Housing chief Anthony Cheung warns of risk of property bubble
Secretary for housing warns people not to rush into buying flats as the risk of a bubble is rising, and he promises to study needs of young
Housing chief Anthony Cheung Bing-leung has warned people not to rush into buying flats, saying Hong Kong's property market is in a "strange and worrying" state.
Cheung, the secretary for transport and housing, said it was unusual for property prices to keep rising while the economy was not booming, and he warned that the risk of a bubble was increasing.
"Property prices are rising consistently, while our economic performance remains fragile, so from an economic point of view many academics are warning about an increasing risk of a bubble,'' Cheung told RTHK yesterday.
Data released by the Rating and Valuation Department showed the overall price index of private flats hit its highest point, 210.6, in August, a 2.1 per cent increase on July.
Responding to an RTHK caller who accused the government of not seeing the problem, Cheung said: "We believe it is a very worrying matter.
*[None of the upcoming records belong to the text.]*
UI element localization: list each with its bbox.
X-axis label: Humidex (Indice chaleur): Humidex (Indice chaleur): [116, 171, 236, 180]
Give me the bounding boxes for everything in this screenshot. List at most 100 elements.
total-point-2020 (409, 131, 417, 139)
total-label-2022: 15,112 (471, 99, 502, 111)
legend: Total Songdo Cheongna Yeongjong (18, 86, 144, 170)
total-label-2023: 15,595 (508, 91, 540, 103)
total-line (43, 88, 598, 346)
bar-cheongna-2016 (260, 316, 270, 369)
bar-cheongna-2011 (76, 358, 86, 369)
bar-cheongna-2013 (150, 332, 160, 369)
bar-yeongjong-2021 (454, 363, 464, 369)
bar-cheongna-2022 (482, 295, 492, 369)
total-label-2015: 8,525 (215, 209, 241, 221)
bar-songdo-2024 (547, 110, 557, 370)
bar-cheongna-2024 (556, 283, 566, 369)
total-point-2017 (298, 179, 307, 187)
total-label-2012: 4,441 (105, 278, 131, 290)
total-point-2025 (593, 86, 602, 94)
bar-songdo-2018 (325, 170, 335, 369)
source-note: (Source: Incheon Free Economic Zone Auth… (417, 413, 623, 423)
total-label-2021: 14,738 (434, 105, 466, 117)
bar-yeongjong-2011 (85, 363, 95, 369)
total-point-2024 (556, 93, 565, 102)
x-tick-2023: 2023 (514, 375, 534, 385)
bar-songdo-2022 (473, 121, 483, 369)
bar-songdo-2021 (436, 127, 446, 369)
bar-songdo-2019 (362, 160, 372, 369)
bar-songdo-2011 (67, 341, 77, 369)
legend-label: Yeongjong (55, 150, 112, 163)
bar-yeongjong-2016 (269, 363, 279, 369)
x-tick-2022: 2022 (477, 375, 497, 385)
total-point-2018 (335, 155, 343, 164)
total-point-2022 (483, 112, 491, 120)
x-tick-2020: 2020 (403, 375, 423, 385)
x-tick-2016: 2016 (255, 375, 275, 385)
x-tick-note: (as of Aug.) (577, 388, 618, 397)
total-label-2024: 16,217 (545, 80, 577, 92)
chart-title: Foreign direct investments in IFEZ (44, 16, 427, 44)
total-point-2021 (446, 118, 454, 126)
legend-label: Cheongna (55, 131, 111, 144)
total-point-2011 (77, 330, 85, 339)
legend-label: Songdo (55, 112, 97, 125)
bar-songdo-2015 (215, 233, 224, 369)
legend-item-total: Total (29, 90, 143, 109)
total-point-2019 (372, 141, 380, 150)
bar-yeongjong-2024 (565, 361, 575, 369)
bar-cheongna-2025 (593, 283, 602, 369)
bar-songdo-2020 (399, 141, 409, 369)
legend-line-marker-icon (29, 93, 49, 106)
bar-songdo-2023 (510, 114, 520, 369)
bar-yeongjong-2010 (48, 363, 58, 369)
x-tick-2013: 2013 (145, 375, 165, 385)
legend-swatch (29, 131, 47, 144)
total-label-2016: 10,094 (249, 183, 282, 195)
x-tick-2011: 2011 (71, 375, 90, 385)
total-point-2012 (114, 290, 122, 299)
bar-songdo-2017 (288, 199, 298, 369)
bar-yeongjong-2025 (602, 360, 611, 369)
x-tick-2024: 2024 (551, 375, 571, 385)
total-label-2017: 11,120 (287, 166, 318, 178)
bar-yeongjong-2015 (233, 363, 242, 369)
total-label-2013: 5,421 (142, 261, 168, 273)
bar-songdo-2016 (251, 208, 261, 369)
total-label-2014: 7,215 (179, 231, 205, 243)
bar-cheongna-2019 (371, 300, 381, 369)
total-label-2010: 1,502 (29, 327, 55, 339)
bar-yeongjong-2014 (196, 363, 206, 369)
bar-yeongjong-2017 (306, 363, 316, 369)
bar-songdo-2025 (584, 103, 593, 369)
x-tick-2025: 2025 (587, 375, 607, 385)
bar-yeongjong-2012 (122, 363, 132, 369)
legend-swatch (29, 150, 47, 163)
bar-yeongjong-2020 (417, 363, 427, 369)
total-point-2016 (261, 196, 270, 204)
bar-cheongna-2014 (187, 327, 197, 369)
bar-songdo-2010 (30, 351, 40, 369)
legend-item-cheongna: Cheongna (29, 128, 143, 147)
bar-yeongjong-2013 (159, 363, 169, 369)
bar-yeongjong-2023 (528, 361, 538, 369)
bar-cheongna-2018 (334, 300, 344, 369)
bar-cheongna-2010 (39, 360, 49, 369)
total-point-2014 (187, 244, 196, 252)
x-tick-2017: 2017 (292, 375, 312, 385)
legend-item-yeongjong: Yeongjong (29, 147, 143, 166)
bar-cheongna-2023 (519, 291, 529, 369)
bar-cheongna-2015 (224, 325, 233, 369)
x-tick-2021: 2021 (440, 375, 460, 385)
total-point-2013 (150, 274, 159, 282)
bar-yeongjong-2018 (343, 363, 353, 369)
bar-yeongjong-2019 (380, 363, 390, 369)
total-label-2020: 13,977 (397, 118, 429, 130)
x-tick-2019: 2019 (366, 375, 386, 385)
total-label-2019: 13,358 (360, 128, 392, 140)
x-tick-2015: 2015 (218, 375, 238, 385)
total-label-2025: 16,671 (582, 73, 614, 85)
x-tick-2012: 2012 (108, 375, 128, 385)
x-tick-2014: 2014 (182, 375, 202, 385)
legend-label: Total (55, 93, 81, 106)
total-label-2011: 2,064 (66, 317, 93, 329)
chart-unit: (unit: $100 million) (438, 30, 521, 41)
We are now in a very strange situation where property prices are rising. Even rents have risen beyond the level of 1997. I think it is difficult to say whether property prices are right or not, and whether people should enter the market. But as I have said before, do not panic [and rush to buy new flats], but instead consider your capability and actual need."
Financial Secretary John Tsang Chun-wah said the government had introduced several measures in the past few years to stabilise the housing market, and the supply in the near future should not be a problem. He said the government had not seen an impact on the city from the third round of quantitative easing in the United States, but it "was always prepared".
Cheung admitted that because of rising property prices there was a growing need among single young people for public housing, and pledged that the administration would focus on easing the housing needs for this group and those in their 40s.
"There are more than 200,000 people waiting for public housing units, of whom nearly half are single people [below 65], and many are under 30 years old," Cheung said.
Cheung, who will chair the government's Long-Term Housing Strategy Steering Committee, due to meet for the first time tomorrow, said the committee would take into account the needs of young singles as well as those in their 40s. The committee would consider plans to increase land and housing supply, including turning industrial buildings into homes for single people.